The following template synthesises patterns from the official AGENTS.md specification, the GitHub analysis of 2,500+ repositories, and the Claude Code documentation. It is intentionally minimal — the goal is to cover the six core areas without adding noise.

markdown
# AGENTS.md

## Stack
- Framework: [e.g., Next.js 15 App Router]
- Language: TypeScript 5.9
- Package manager: pnpm (always use pnpm, never npm or yarn)
- Node: 22.x

## Commands
- Install: `pnpm install`
- Dev: `pnpm dev`
- Build: `pnpm build`
- Type-check: `pnpm tsc --noEmit`
- Test all: `pnpm test`
- Test one file: `npx vitest run path/to/file.test.ts`
- Lint: `pnpm lint`

## Structure
- `src/` — application source
- `server/` — backend procedures
- `drizzle/` — database schema and migrations
- `client/` — frontend pages and components

## Conventions
[One real code snippet showing your most counterintuitive pattern]

## Boundaries
### ✅ Always
- Run type-check before committing
- Write tests for new procedures

### ⚠️ Ask first
- Database schema changes (`pnpm db:push`)
- Adding new dependencies

### 🚫 Never
- Commit `.env` files or secrets
- Force push to main
- Modify `node_modules/`

Keep this file under 200 lines. When it grows past that, move multi-step procedures to skills and path-specific rules to .claude/rules/.

Summary

The shift to agentic coding does not require a fundamentally different approach to documentation — it requires being more deliberate about what you document and where. Human-readable files (README.md, CONTRIBUTING.md, CHANGELOG.md) remain unchanged in purpose. The addition is a machine-readable context file (AGENTS.md or CLAUDE.md) that tells agents only what they cannot discover independently.

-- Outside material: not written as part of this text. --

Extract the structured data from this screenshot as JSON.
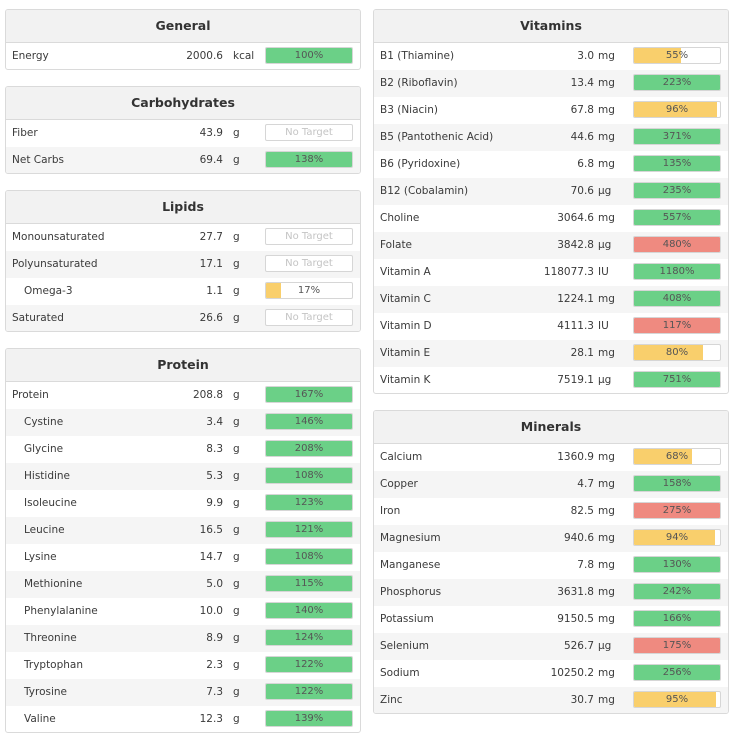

The research is clear on what works: short, human-curated files covering commands, stack, non-standard tooling, coding conventions, and permission boundaries. Everything else — architectural overviews, content already in the README, auto-generated summaries — adds token cost without improving outcomes. Multi-step procedures and reusable capabilities belong in skills, not context files, so they load on demand rather than consuming context window on every session.

The best context files are not written once and forgotten. They grow through iteration, one corrected mistake at a time, and shrink through periodic review that removes rules that have outlived their usefulness.